In January, having set his eyes on the hatchback Baleno, Singh approached Maruti Suzuki's Nexa showroom, first in Noida, then at Akshardham, where he was told that the excise duty concession was not applicable to him because it was meant only for drivers with a left-leg disability. He argued that the central government guidelines on the matter did not differentiate between right and left leg disabilities. He also pointed out that he held a driving licence for the "invalid carriage" category of vehicles, which enabled him to drive his current car, a Maruti Alto.
However, a customer relationship manager of Maruti informed Singh that the company's automatic transmission vehicles "can be used by the physically disabled customers with left leg disability only". A Maruti spokesperson also said that the burden of verification and certifying the details of buyers with disabilities lay with the car manufacturer. In his case, Maruti informed Singh that it could not discount the price payable under the disability provisions.
"If you are left leg-disabled person, then for the purpose of buying an automatic transmission vehicle, you are as good as non-disabled," remonstrated Singh. Irked by a month of trying to convince the unmoved car company, Singh has now directly approached the government.
Seeking a quick resolution to his problem, Singh's letter to the secretary of the ministry of heavy industries, said that "the decision by Maruti Suzuki India Limited to exclude customers with right leg disability is discriminatory to say the least". He, therefore, requested the ministry to instruct car makers to allow people with lower limb disabilities to avail the benefits provided under the law "without any riders".
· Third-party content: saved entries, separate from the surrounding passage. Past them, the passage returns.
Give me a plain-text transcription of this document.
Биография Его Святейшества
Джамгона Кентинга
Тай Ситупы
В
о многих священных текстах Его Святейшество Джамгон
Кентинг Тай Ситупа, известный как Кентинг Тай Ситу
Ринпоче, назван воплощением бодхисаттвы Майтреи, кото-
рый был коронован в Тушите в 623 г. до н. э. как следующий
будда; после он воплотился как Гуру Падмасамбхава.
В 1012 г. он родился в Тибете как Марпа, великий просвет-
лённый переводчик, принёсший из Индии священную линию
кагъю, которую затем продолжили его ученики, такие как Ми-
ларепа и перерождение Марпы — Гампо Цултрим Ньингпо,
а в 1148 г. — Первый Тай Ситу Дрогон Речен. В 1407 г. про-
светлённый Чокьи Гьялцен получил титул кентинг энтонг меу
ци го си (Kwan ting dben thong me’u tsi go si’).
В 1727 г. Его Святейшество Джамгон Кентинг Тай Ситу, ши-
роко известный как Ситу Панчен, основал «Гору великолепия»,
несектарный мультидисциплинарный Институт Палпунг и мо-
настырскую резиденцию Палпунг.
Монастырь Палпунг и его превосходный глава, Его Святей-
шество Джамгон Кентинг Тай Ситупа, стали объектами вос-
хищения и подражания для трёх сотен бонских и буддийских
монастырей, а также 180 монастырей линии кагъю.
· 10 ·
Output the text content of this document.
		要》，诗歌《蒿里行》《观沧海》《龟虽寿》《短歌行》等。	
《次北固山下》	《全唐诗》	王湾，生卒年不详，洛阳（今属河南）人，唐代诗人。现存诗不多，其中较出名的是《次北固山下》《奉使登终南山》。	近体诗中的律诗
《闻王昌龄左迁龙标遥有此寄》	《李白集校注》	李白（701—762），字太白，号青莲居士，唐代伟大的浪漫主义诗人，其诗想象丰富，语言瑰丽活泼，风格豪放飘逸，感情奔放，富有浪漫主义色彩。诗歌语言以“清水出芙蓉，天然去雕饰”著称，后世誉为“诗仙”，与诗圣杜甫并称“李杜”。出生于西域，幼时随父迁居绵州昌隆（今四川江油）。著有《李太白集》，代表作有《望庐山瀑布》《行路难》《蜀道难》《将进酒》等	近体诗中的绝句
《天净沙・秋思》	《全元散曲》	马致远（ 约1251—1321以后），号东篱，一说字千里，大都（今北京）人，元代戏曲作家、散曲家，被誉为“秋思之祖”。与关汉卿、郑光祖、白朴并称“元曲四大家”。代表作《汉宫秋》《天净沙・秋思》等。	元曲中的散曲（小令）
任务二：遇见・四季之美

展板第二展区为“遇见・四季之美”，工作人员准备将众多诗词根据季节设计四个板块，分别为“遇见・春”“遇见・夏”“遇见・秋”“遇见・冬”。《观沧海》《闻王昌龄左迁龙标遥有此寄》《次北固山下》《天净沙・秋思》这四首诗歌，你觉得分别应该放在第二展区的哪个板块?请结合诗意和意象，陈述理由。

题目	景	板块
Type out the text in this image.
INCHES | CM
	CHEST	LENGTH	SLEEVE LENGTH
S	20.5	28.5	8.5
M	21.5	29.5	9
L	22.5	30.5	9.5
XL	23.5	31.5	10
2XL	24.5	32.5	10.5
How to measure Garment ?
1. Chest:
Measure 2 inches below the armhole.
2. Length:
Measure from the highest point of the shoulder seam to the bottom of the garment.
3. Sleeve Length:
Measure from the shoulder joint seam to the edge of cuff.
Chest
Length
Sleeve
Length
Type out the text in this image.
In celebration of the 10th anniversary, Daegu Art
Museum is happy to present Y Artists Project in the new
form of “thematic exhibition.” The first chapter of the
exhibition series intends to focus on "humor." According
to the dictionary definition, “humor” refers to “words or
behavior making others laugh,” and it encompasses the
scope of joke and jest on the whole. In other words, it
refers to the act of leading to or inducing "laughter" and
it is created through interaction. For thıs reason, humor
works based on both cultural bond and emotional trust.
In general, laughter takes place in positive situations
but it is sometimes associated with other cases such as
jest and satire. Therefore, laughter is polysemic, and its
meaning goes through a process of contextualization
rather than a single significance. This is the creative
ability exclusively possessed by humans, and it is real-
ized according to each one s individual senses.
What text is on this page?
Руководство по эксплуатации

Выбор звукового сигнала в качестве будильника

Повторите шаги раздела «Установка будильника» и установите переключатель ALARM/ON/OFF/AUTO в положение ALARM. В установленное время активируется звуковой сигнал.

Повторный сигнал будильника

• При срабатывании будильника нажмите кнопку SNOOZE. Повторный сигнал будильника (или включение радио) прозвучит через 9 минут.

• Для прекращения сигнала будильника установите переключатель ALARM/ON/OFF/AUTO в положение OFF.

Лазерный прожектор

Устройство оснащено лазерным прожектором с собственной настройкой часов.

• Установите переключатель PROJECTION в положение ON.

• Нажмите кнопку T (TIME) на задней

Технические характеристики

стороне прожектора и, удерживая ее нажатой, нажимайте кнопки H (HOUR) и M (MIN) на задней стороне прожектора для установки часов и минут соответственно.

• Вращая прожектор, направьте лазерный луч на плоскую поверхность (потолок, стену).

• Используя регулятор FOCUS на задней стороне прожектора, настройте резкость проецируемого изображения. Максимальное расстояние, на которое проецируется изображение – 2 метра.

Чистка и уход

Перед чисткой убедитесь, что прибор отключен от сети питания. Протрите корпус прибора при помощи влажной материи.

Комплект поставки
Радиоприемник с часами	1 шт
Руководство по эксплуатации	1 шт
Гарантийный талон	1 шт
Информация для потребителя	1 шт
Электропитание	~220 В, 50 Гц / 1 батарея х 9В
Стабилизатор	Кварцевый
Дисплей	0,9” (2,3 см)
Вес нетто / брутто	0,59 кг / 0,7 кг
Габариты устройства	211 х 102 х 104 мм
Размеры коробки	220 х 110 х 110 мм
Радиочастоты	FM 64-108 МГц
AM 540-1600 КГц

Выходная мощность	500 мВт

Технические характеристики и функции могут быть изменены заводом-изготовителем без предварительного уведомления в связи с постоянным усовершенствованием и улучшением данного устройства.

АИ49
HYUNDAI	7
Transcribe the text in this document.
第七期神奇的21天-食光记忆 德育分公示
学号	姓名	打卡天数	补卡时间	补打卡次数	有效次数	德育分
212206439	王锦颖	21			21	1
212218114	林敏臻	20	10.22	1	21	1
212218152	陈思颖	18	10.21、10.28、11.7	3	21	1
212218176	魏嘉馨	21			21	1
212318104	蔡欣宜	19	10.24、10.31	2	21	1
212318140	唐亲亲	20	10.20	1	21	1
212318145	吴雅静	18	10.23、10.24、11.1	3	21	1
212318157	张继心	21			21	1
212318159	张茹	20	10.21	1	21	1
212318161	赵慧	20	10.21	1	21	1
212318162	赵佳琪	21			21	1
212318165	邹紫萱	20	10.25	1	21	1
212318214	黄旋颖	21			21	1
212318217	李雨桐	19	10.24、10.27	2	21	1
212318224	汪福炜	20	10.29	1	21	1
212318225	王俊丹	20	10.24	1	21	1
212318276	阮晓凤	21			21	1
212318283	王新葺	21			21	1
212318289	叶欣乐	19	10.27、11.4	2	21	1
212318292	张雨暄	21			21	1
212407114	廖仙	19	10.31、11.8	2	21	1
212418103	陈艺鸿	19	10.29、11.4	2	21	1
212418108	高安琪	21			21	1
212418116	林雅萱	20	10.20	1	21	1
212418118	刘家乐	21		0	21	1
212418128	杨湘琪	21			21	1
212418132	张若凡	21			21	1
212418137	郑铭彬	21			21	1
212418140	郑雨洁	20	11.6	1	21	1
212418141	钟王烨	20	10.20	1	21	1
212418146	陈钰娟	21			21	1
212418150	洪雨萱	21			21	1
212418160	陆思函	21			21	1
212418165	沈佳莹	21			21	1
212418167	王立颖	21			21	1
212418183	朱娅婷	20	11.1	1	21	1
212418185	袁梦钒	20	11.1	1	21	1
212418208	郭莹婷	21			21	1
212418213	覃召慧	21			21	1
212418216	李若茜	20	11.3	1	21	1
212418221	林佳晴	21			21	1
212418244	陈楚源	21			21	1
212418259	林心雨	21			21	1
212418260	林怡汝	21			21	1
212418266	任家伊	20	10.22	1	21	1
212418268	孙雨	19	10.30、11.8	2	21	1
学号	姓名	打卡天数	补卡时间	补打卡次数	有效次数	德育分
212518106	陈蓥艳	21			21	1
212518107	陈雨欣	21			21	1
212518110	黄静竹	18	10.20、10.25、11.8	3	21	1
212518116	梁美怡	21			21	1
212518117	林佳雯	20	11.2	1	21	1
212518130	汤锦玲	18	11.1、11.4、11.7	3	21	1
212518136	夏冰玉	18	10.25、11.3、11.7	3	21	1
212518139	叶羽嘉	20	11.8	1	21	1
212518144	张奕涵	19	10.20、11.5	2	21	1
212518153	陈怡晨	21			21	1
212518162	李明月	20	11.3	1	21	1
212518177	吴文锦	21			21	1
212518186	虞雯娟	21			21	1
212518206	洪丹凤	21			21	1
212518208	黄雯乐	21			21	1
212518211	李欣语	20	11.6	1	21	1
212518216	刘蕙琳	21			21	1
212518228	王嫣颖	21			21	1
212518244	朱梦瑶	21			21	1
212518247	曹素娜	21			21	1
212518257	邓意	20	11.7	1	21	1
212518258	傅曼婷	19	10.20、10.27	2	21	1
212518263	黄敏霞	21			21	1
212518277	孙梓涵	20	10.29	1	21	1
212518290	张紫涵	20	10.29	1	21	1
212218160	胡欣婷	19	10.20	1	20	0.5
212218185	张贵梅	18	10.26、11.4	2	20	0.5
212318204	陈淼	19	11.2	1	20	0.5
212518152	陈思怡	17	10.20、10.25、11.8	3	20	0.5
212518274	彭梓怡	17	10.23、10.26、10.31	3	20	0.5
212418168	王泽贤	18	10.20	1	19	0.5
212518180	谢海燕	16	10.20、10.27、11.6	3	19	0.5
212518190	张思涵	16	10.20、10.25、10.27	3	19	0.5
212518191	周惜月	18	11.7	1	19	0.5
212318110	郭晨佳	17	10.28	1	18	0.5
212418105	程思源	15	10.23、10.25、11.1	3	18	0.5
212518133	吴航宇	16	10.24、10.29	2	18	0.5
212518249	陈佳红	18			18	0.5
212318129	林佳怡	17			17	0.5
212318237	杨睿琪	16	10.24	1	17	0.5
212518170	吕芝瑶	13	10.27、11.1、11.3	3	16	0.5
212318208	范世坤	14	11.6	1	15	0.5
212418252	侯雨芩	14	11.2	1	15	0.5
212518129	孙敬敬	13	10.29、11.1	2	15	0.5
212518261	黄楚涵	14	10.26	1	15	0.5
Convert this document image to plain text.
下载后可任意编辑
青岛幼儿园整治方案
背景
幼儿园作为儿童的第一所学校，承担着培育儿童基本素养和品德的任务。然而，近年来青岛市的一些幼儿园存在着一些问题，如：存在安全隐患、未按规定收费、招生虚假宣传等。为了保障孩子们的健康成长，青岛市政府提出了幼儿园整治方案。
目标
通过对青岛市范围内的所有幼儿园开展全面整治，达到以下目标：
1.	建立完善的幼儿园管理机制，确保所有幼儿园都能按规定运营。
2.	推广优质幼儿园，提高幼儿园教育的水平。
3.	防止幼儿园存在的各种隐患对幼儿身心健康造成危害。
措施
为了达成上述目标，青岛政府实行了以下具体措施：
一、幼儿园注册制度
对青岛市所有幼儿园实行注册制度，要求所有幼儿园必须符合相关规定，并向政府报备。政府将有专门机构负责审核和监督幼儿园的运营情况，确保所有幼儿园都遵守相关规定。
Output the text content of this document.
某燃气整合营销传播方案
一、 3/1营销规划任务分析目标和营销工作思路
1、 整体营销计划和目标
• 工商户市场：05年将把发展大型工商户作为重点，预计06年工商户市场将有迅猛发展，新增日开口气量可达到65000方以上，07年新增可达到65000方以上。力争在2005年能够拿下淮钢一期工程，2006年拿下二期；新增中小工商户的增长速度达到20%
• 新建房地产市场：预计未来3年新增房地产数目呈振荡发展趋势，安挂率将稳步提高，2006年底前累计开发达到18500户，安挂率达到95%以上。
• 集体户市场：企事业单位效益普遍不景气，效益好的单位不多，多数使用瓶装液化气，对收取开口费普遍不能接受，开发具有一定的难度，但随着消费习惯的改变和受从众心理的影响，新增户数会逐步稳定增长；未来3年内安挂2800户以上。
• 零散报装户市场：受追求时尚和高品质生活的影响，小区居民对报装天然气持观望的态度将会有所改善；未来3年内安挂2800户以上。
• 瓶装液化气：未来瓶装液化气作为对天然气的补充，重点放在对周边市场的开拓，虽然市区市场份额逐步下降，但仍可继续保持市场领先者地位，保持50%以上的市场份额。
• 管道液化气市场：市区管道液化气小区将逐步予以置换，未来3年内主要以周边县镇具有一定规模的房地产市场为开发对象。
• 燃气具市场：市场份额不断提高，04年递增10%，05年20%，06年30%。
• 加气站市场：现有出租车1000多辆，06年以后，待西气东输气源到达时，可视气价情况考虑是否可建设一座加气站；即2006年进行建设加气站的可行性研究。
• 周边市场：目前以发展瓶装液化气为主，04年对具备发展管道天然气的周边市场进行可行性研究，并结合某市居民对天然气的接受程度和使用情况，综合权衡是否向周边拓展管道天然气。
Singh pointed out that car companies, including Maruti, earlier sold cars that had been modified for use by people with orthopaedic difficulties. Such cars were termed "invalid carriages". In 2008, in the C. Paulraj vs The Secretary, Ministry of Transport and others case in Madras High Court, Justice D Hariparanthaman had noted, "If the mobility of physically challenged persons is curtailed, it would result in perpetuating inequality and the object of the Persons With Disabilities Act 1995 would be defeated." The judge, therefore, ruled that the Motor Vehicles Act of 1988 did not prohibit any person, including physically challenged persons, from converting motor vehicles into "invalid carriages".
The same year, Justice P K Misra of the same court, hearing R Ramaswamy's petition against the Secretary, Ministry of Transport and others, expanded the meaning of "invalid carriage" to mean not only factory modified cars, but also those adapted for use by disabled drives at private workshops.
"No major car maker now manufactures invalid carriages in India, so people with disabilities have to get the fabrication done through local mechanics and fabricators," said Singh.
If the ministry responds favourably to Singh's petition, then it will certainly bring at least this version of a right versus left face-off to a satisfactory conclusion.